Continuing knowledge, skills, and practice update through continuing education, which then becomes the lever of society and the recipe for a successful future. This chapter aims to initiate a discussion about the concepts of knowledge societies, globalization, and their perceptions and impact on knowledge management in relation to the Brazilian educational reality. From a theoretical-methodological perspective, continuing education is considered as a key element that can sustain knowledge management and foster knowledge societies. This question is the reason why this intensity of the offer of continuing education nowadays becomes pertinent, as well as to look at how the knowledge societies have seduced people to consume more and more knowledge. The conclusions raise the question of how societies of knowledge have become a contemporary imperative, justified by the acceleration of time in different spaces and driven by globalization. As knowledge management has contributed to this movement, it is necessary for professionals to be more flexible and resourceful, as well as about what can happen to the individuals who cannot keep up with the demands of the market and become disposable in society.
TopContinuing Education And Knowledge Societies
Continuing knowledge, skills and practice upgrade through continuing education is the lever of society and the recipe for a successful future. According to Camozzato and Costa (2013), “it is possible to assume we are dealing with subjectivities that seek constant upgrades to meet the social demands of current times” (p. 10). Its importance is linked to the subjects’ possibility to constantly recreate themselves, which is an indispensable demand to compete in the market and acquire values and behavior required for human coexistence.

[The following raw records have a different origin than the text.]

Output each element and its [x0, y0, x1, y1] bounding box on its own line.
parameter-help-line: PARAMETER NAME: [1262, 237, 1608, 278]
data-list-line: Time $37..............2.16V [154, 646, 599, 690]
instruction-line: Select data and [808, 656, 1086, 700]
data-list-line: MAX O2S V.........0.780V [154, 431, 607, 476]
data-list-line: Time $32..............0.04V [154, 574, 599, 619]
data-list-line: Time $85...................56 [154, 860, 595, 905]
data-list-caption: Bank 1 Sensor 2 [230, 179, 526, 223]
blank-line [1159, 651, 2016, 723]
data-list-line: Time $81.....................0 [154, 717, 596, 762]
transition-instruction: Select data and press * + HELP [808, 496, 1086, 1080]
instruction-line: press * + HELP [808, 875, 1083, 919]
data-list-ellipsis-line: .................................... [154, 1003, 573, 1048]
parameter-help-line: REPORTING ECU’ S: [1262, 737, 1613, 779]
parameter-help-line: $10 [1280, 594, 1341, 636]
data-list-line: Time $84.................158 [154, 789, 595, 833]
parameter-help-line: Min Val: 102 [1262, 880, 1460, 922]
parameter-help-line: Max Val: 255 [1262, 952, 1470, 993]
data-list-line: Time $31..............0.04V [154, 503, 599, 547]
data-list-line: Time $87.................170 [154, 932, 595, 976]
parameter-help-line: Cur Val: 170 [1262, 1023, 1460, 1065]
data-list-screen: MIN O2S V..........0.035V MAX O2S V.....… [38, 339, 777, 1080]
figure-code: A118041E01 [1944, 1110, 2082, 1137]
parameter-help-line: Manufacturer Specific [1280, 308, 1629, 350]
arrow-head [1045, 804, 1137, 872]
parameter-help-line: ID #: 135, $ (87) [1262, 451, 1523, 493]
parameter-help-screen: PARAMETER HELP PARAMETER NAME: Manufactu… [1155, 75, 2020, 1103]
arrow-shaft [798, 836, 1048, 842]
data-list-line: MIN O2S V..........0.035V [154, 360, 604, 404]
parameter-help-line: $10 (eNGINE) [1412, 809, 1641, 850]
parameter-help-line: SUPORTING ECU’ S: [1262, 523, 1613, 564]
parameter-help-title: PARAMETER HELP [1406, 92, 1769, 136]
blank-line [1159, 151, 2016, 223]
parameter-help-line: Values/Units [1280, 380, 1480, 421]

In the general sense of the volume Learn to Be, continuing education means understanding the relevant idea of preparing people to live in their time and follow changes in the world and labor. It is important to consider that the ideas of living and preparing yourself for your time, of being a responsible person, a citizen who can understand the constant changes in the world and, therefore, should be reading, studying and getting up-to-date are the focus of Faure’s report (1972). Clearly, it does not have the same connotation that continuing education has today.

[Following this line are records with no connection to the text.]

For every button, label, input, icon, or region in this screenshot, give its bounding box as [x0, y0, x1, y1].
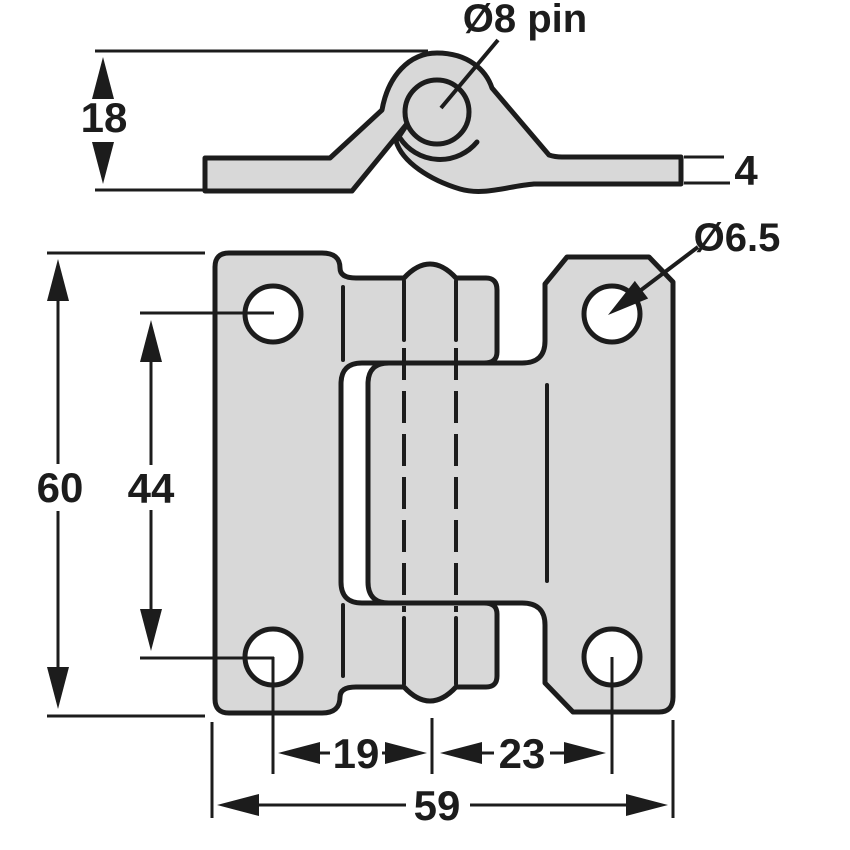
arrowhead-up	[47, 259, 69, 301]
arrowhead-right	[626, 794, 668, 816]
dim-hole-pitch: 44	[128, 311, 274, 660]
dim-overall-width-value: 59	[414, 782, 461, 829]
dim-leaf-thickness-value: 4	[734, 147, 758, 194]
arrowhead-down	[47, 667, 69, 709]
leader-arrowhead	[608, 280, 649, 315]
arrowhead-up	[92, 57, 114, 99]
arrowhead-up	[140, 320, 162, 362]
dim-center-to-right-holes: 23	[440, 730, 606, 777]
front-view: 60 44 Ø6.5 19	[37, 216, 781, 829]
arrowhead-left	[440, 742, 482, 764]
dim-overall-height-value: 60	[37, 464, 84, 511]
dim-hole-pitch-value: 44	[128, 465, 175, 512]
pin-bore-circle	[402, 77, 472, 147]
dim-center-to-left-holes: 19	[278, 730, 427, 777]
dim-knuckle-height: 18	[81, 49, 428, 192]
leader-line	[439, 38, 500, 110]
pin-diameter-label: Ø8 pin	[463, 0, 587, 41]
arrowhead-right	[564, 742, 606, 764]
dim-center-to-left-holes-value: 19	[333, 730, 380, 777]
arrowhead-right	[385, 742, 427, 764]
knuckle-seam-arc	[397, 135, 480, 162]
hole-diameter-callout: Ø6.5	[608, 216, 781, 315]
pin-diameter-callout: Ø8 pin	[439, 0, 587, 110]
dim-knuckle-height-value: 18	[81, 94, 128, 141]
arrowhead-left	[278, 742, 320, 764]
left-leaf-plate	[212, 250, 500, 716]
hole-diameter-label: Ø6.5	[694, 216, 781, 260]
dim-leaf-thickness: 4	[684, 147, 758, 194]
arrowhead-down	[140, 609, 162, 651]
arrowhead-left	[217, 794, 259, 816]
dim-overall-height: 60	[37, 251, 205, 718]
right-leaf-plate	[365, 254, 676, 715]
dim-center-to-right-holes-value: 23	[499, 730, 546, 777]
dim-overall-width: 59	[217, 782, 668, 829]
side-view: 18 4 Ø8 pin	[81, 0, 759, 194]
arrowhead-down	[92, 142, 114, 184]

The concept of continuing education arose and strengthened itself with the ideas aforementioned. However, from the most recent changes in contemporary societies, it began increasingly to take shape and approach the idea that Robertson (2003) refers to as “knowledge society”, in which the characteristics of competition and competitiveness prevail and permeate education as a whole.

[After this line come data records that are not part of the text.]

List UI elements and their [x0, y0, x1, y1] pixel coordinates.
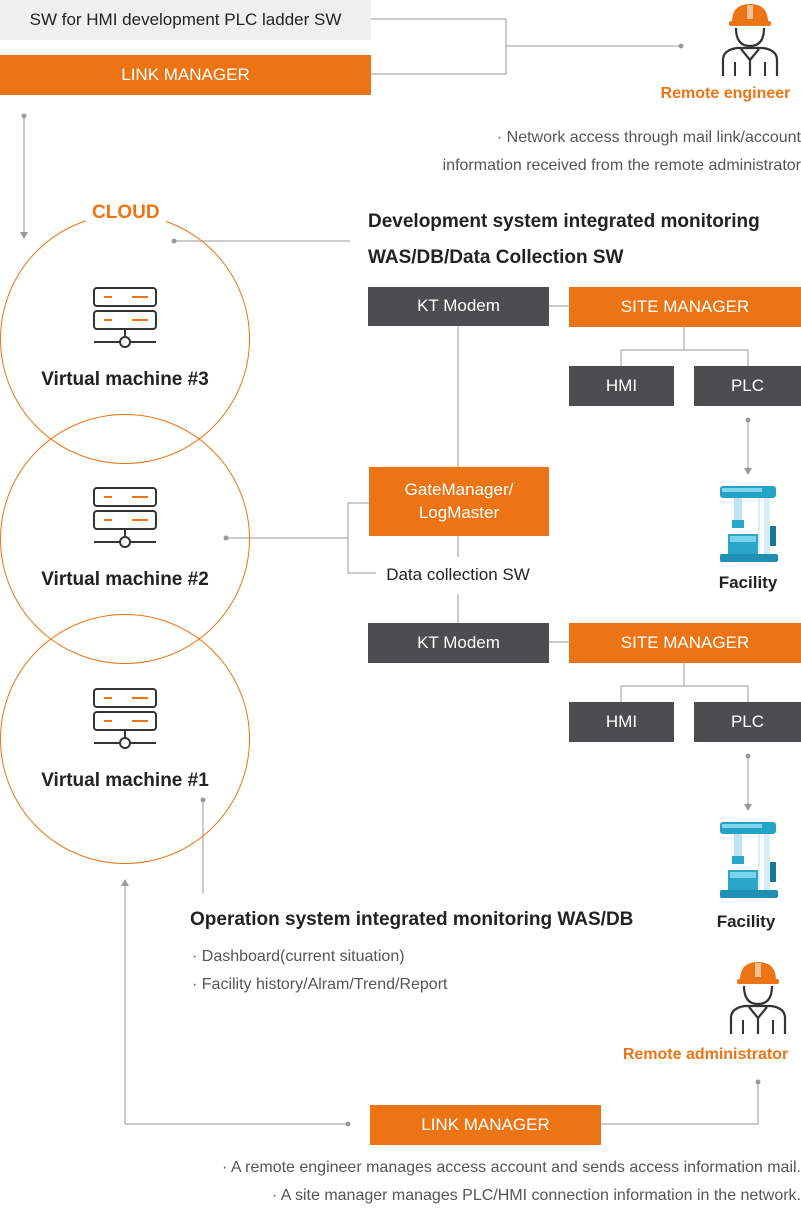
plc-top[interactable]: PLC [694, 366, 801, 406]
site-manager-bottom[interactable]: SITE MANAGER [569, 623, 801, 663]
remote-administrator-icon [723, 958, 793, 1036]
site-manager-bottom-label: SITE MANAGER [620, 632, 750, 652]
gate-manager-line2: LogMaster [418, 502, 500, 522]
bottom-note: · A remote engineer manages access accou… [222, 1159, 801, 1176]
vm1-circle [0, 614, 250, 864]
site-manager-top[interactable]: SITE MANAGER [569, 287, 801, 327]
dev-system-title: Development system integrated monitoring… [368, 204, 798, 276]
vm3-label: Virtual machine #3 [41, 369, 209, 390]
dev-system-title-line2: WAS/DB/Data Collection SW [368, 247, 624, 269]
remote-engineer-note-line2: information received from the remote adm… [442, 157, 801, 174]
plc-bottom[interactable]: PLC [694, 702, 801, 742]
kt-modem-bottom-label: KT Modem [417, 632, 500, 652]
ops-system-item: · Facility history/Alram/Trend/Report [192, 976, 448, 993]
facility-machine-icon [712, 482, 784, 564]
kt-modem-top-label: KT Modem [417, 296, 500, 316]
gate-manager-line1: GateManager/ [404, 479, 514, 499]
link-manager-top-label: LINK MANAGER [121, 64, 250, 84]
ops-system-title: Operation system integrated monitoring W… [190, 909, 634, 930]
link-manager-bottom[interactable]: LINK MANAGER [370, 1105, 601, 1145]
vm1-label: Virtual machine #1 [41, 770, 209, 791]
hmi-top[interactable]: HMI [569, 366, 674, 406]
gate-manager-box[interactable]: GateManager/ LogMaster [369, 467, 549, 536]
server-icon [92, 286, 158, 350]
remote-engineer-icon [715, 0, 785, 78]
data-collection-label: Data collection SW [376, 565, 540, 585]
bottom-notes: · A remote engineer manages access accou… [100, 1154, 801, 1210]
ops-system-item: · Dashboard(current situation) [192, 948, 405, 965]
plc-top-label: PLC [730, 375, 765, 395]
kt-modem-bottom[interactable]: KT Modem [368, 623, 549, 663]
link-manager-top[interactable]: LINK MANAGER [0, 55, 371, 95]
link-manager-bottom-label: LINK MANAGER [421, 1114, 550, 1134]
sw-label-box: SW for HMI development PLC ladder SW [0, 0, 371, 40]
plc-bottom-label: PLC [730, 711, 765, 731]
dev-system-title-line1: Development system integrated monitoring [368, 211, 760, 232]
remote-engineer-label: Remote engineer [660, 85, 791, 102]
server-icon [92, 687, 158, 751]
remote-engineer-note-line1: · Network access through mail link/accou… [496, 129, 801, 146]
vm2-label: Virtual machine #2 [41, 569, 209, 590]
site-manager-top-label: SITE MANAGER [620, 296, 750, 316]
remote-administrator-label: Remote administrator [622, 1046, 789, 1063]
cloud-label: CLOUD [86, 202, 166, 224]
facility-bottom-label: Facility [716, 912, 776, 931]
facility-top-label: Facility [718, 573, 778, 592]
hmi-top-label: HMI [605, 375, 638, 395]
ops-system-list: · Dashboard(current situation) · Facilit… [192, 943, 592, 999]
bottom-note: · A site manager manages PLC/HMI connect… [271, 1187, 801, 1204]
hmi-bottom-label: HMI [605, 711, 638, 731]
remote-engineer-note: · Network access through mail link/accou… [380, 124, 801, 180]
hmi-bottom[interactable]: HMI [569, 702, 674, 742]
kt-modem-top[interactable]: KT Modem [368, 287, 549, 326]
facility-machine-icon [712, 818, 784, 900]
server-icon [92, 486, 158, 550]
sw-label: SW for HMI development PLC ladder SW [29, 9, 342, 29]
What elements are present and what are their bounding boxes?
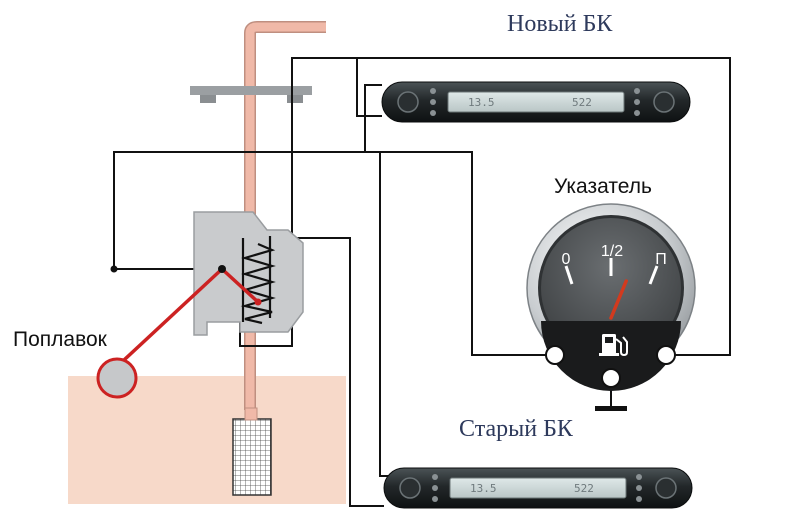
gauge-needle bbox=[609, 279, 628, 320]
old-trip-computer-label: Старый БК bbox=[459, 416, 573, 442]
gauge-mark-empty: 0 bbox=[562, 251, 571, 268]
fuel-pump-icon bbox=[599, 334, 628, 357]
gauge-terminal-right bbox=[656, 345, 676, 365]
old-bk-left-readout: 13.5 bbox=[470, 482, 497, 495]
fuel-pipe bbox=[244, 21, 326, 410]
gauge-mark-full: П bbox=[655, 251, 667, 268]
new-trip-computer-label: Новый БК bbox=[507, 11, 613, 37]
old-trip-computer: 13.5 522 bbox=[383, 467, 693, 509]
new-trip-computer: 13.5 522 bbox=[381, 81, 691, 123]
resistive-coil bbox=[240, 236, 276, 325]
gauge-terminal-left bbox=[545, 345, 565, 365]
mounting-flange bbox=[190, 86, 312, 103]
old-bk-right-readout: 522 bbox=[574, 482, 594, 495]
fuel-gauge: 0 1/2 П bbox=[526, 203, 696, 391]
gauge-tick-empty bbox=[564, 265, 574, 285]
ground-symbol bbox=[595, 406, 627, 411]
gauge-tick-full bbox=[648, 265, 659, 285]
fuel-strainer bbox=[232, 418, 272, 496]
float-arm bbox=[122, 265, 262, 362]
new-bk-right-readout: 522 bbox=[572, 96, 592, 109]
gauge-mark-half: 1/2 bbox=[601, 243, 623, 260]
gauge-terminal-bottom bbox=[601, 368, 621, 388]
float bbox=[96, 357, 138, 399]
float-label: Поплавок bbox=[13, 328, 107, 351]
gauge-label: Указатель bbox=[554, 175, 652, 198]
new-bk-left-readout: 13.5 bbox=[468, 96, 495, 109]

The desire to be accepted by society is what drives individuals to pursue continuing education and this relates to the general meaning of knowledge economy, in which the culture of consumption is present and has qualified all fields of life. The acquisition of different kinds of knowledge and practices of all types incorporate into subjectivities some attributes, which make them more valuable in varied spheres of life and causes the commodification of people that Bauman mentions (2008a).